Connie and Edward Sumner are the perfectly-in-love affluent suburban couple. They genuinely care for each other. As expected with these adult-soft-core-mainstream-films, Edward's a typical boring husband who spends his days working in Manhattan, while his footloose and fancy-free wife, Connie, is free to roam both suburbia and the city to suit her pleasure. Of course, Connie is the kind of woman who's really, I mean really, faithful to her husband but, well...unless, of course, the right guy comes along at the right time and...then she kinda, well, unfaithful. So, film has Connie accidentally meeting a book dealer, Paul, and then recklessly screwing him nearly anywhere and anytime. Yawn here. Oh, the eroticism is appropriately steamy but, afterall, soft-core is only soft-core. Consequently, film needs to have a script that payoffs because the sex scenes don't, and acting by all players seems by-the-numbers.

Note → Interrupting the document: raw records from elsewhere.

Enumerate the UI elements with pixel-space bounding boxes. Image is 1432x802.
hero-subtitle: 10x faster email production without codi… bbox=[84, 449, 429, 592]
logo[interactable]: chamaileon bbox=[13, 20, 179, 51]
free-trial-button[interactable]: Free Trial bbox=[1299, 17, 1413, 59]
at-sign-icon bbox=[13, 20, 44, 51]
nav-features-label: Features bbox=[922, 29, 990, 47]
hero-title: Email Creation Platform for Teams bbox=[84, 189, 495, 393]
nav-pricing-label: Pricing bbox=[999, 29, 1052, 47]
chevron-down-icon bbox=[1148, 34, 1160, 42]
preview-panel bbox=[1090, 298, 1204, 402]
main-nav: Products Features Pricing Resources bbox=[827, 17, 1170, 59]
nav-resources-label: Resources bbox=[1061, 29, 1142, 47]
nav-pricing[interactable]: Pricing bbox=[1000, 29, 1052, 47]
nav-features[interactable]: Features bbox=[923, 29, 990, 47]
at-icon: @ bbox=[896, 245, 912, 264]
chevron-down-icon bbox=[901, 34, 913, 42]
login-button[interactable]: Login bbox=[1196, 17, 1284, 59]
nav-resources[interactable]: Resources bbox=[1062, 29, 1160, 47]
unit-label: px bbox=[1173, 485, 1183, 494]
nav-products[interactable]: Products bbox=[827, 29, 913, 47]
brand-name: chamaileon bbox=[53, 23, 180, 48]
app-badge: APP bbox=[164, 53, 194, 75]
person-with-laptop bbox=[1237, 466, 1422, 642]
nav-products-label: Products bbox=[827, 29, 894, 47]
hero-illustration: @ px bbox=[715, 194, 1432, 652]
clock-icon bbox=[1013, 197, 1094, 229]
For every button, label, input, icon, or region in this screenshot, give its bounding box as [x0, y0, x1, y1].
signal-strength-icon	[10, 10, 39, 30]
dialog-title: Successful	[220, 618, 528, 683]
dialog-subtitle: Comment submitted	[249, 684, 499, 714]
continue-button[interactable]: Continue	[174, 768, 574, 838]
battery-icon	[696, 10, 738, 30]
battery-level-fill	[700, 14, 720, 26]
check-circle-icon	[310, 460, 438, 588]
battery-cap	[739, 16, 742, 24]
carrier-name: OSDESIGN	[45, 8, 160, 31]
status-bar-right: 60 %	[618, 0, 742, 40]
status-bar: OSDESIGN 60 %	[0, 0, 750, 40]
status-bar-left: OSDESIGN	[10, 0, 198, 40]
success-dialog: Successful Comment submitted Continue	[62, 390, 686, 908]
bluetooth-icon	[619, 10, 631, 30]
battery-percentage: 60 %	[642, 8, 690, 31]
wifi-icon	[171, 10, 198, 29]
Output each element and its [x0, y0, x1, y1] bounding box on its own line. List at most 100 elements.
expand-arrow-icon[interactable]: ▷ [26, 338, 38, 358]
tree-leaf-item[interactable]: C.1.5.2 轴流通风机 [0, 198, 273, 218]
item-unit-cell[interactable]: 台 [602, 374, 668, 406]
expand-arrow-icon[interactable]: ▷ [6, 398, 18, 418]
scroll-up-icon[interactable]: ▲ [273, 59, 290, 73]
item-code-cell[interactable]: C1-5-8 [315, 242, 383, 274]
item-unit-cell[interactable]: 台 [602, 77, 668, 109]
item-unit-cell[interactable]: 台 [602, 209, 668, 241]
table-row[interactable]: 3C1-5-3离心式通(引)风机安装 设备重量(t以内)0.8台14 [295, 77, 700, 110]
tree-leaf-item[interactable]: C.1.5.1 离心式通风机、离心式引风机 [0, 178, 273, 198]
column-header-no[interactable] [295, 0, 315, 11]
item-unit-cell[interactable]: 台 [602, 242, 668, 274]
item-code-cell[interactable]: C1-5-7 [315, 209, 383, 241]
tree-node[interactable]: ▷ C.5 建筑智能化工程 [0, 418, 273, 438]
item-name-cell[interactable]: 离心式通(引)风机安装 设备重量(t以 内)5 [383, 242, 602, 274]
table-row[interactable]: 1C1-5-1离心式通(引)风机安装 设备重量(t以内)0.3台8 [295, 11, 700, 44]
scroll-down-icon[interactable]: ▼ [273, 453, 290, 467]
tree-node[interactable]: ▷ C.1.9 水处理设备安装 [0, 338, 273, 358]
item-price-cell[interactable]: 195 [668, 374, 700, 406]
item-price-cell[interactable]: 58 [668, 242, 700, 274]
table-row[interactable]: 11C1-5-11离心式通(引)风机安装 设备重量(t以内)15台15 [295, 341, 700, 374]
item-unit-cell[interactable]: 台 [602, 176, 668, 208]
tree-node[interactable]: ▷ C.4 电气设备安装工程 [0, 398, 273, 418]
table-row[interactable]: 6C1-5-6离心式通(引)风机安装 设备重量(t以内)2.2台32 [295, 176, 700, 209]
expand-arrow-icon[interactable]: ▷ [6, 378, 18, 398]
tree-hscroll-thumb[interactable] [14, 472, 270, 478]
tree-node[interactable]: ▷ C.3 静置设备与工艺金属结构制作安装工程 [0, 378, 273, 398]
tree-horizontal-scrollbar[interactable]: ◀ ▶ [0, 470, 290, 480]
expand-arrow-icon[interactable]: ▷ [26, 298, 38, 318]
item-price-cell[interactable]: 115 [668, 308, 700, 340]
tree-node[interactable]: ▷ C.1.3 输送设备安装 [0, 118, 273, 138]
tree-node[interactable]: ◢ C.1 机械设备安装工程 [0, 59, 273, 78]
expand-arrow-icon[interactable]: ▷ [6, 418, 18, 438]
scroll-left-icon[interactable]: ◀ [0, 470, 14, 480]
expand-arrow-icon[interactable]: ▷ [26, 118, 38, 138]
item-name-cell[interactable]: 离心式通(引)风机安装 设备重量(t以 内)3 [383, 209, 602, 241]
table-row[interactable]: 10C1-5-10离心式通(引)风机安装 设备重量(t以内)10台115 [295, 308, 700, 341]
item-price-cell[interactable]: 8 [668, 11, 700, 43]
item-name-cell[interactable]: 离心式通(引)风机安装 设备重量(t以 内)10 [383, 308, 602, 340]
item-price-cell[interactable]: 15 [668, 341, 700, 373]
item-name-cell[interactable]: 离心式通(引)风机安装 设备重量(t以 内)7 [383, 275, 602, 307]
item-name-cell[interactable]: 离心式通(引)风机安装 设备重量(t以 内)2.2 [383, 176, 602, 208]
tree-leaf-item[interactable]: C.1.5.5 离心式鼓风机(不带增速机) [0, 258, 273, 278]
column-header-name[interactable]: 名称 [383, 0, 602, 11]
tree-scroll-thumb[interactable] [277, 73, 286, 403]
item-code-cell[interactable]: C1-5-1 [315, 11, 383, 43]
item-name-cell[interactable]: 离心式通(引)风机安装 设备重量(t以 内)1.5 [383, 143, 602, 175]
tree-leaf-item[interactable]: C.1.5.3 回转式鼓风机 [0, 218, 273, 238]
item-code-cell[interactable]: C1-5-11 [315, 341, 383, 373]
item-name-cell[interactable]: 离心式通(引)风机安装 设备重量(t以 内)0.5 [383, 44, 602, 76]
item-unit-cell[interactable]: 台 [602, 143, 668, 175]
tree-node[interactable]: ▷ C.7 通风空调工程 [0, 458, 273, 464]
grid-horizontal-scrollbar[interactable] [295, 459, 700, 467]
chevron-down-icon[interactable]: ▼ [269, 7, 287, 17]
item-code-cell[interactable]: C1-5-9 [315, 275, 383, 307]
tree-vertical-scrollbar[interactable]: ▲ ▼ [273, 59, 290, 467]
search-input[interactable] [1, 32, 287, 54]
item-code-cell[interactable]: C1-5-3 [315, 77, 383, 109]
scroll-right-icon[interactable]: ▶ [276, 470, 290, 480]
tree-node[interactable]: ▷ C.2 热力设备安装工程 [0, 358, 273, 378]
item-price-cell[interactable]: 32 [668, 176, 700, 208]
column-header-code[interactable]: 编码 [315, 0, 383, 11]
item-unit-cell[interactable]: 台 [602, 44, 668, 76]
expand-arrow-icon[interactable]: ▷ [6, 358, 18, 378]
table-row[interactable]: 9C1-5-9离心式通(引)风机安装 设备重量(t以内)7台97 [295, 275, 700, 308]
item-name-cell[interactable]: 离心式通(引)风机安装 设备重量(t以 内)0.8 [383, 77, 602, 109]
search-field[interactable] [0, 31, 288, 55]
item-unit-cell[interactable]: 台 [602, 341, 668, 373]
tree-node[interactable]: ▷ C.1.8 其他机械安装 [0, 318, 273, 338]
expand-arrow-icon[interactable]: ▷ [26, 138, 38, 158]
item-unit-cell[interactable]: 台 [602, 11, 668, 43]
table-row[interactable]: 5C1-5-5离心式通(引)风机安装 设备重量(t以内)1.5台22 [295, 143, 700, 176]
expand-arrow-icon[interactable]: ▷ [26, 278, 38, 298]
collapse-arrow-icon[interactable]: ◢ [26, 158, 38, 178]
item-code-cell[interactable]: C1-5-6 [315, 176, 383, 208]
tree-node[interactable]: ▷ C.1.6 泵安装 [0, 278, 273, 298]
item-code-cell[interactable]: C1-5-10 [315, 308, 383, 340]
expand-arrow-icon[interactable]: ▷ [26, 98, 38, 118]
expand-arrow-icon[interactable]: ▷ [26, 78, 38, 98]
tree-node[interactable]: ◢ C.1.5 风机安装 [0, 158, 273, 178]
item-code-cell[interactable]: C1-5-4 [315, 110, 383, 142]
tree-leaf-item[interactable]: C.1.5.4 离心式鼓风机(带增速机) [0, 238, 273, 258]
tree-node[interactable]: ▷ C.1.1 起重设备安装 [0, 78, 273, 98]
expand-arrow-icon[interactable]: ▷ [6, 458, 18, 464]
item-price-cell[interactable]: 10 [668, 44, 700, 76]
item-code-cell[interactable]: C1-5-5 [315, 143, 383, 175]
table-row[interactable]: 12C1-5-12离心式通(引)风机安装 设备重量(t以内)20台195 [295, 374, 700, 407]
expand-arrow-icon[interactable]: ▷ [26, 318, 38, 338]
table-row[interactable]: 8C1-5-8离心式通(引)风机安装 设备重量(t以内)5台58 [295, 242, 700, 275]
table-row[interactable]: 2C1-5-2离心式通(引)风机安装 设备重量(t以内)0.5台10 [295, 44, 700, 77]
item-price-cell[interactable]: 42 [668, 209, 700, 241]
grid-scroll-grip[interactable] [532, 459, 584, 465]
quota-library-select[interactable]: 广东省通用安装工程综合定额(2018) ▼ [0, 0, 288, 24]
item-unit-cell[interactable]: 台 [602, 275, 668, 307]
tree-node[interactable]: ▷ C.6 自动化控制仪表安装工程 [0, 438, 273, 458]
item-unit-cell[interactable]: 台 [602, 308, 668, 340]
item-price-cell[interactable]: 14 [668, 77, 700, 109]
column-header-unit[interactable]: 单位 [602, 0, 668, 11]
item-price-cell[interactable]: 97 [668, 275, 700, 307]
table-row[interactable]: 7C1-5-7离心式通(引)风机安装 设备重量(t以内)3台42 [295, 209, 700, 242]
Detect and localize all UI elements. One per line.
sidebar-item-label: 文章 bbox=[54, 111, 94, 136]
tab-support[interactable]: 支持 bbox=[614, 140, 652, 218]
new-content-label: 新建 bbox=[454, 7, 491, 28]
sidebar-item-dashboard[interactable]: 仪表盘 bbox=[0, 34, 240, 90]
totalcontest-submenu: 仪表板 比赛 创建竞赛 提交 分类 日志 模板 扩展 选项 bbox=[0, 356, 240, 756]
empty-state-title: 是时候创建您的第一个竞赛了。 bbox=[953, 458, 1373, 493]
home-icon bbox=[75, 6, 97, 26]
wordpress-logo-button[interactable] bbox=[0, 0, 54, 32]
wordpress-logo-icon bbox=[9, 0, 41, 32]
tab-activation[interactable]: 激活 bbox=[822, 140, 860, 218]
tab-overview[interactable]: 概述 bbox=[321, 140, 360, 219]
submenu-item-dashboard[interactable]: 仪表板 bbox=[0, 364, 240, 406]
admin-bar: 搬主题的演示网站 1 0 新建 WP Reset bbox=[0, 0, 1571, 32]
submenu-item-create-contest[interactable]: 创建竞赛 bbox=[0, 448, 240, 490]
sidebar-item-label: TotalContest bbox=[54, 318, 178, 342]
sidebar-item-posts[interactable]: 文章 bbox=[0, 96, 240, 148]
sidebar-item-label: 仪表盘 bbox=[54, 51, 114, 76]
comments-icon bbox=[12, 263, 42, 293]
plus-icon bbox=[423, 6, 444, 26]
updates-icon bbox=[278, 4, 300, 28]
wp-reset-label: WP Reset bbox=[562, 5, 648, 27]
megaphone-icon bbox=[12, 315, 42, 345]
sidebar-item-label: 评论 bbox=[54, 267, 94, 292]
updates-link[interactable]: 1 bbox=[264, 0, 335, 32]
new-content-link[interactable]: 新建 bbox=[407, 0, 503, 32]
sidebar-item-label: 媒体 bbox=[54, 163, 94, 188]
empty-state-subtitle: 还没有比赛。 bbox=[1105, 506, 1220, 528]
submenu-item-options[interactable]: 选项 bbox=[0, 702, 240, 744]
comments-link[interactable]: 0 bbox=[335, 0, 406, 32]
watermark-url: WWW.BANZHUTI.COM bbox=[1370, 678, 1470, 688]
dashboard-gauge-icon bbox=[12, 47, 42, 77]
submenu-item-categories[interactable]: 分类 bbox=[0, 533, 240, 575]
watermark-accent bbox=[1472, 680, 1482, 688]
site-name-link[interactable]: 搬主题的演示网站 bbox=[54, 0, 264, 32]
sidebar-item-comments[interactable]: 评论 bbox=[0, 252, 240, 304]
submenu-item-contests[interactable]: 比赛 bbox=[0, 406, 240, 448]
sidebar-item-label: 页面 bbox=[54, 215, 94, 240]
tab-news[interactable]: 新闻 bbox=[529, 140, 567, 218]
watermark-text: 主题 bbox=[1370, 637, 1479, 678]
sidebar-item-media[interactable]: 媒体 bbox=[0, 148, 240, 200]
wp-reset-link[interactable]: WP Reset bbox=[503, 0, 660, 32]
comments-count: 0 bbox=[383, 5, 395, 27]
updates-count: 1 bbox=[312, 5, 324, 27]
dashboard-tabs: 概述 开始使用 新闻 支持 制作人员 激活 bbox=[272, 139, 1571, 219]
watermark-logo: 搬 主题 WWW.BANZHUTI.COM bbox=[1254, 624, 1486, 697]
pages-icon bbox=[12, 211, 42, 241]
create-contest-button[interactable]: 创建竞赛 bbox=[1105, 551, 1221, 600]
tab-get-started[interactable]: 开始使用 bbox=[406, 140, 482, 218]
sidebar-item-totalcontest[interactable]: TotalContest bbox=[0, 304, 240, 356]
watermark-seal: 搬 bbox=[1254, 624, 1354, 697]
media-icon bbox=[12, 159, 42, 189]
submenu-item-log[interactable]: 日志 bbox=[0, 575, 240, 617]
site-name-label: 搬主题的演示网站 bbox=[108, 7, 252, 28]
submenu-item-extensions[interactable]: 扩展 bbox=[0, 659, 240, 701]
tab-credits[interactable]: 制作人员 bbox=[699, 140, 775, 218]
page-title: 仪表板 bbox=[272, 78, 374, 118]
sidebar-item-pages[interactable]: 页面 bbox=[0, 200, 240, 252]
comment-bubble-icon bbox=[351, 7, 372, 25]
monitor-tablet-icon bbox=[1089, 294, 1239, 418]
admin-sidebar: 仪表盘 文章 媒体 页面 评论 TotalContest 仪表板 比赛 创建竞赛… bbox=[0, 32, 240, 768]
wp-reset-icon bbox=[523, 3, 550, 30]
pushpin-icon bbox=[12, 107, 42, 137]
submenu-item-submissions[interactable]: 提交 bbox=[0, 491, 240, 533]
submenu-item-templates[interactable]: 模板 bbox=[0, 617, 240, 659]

Eventually, Edward begins to suspect Connie's philandering, hires a private detective, gets the necessary photographic evidence, confronts Paul, and in an emotional rage kills him. Film had the potential to be much better but fell into a needless pseudo-murder mystery. Film seemed to suggest that Edward was too smart to allow a thing like murder to occur. Then, when the police start to investigate both Connie and Edward about the disappearance of Paul, film also seemed to suggest that Edward and Connie were too smart to think they could somehow mutually conceal from the police Connie's adultery and the murder of Paul by Edward. Film ends with Connie and Edward sitting in their car, reflecting on events surrounding the murder of Paul, and appearing perplexed.

It's lousy films like "Unfaithful" that give porno a better value for your time, money and eroticism.

Film is directed pretentiously by Adrian Lyne, and should have been trimmed by at least 30 minutes.

Film has a laborious running length of 124 minutes.

Recommendation: Go rent or purchase "My Baby Got Back #22," and let Monique show you the real deal!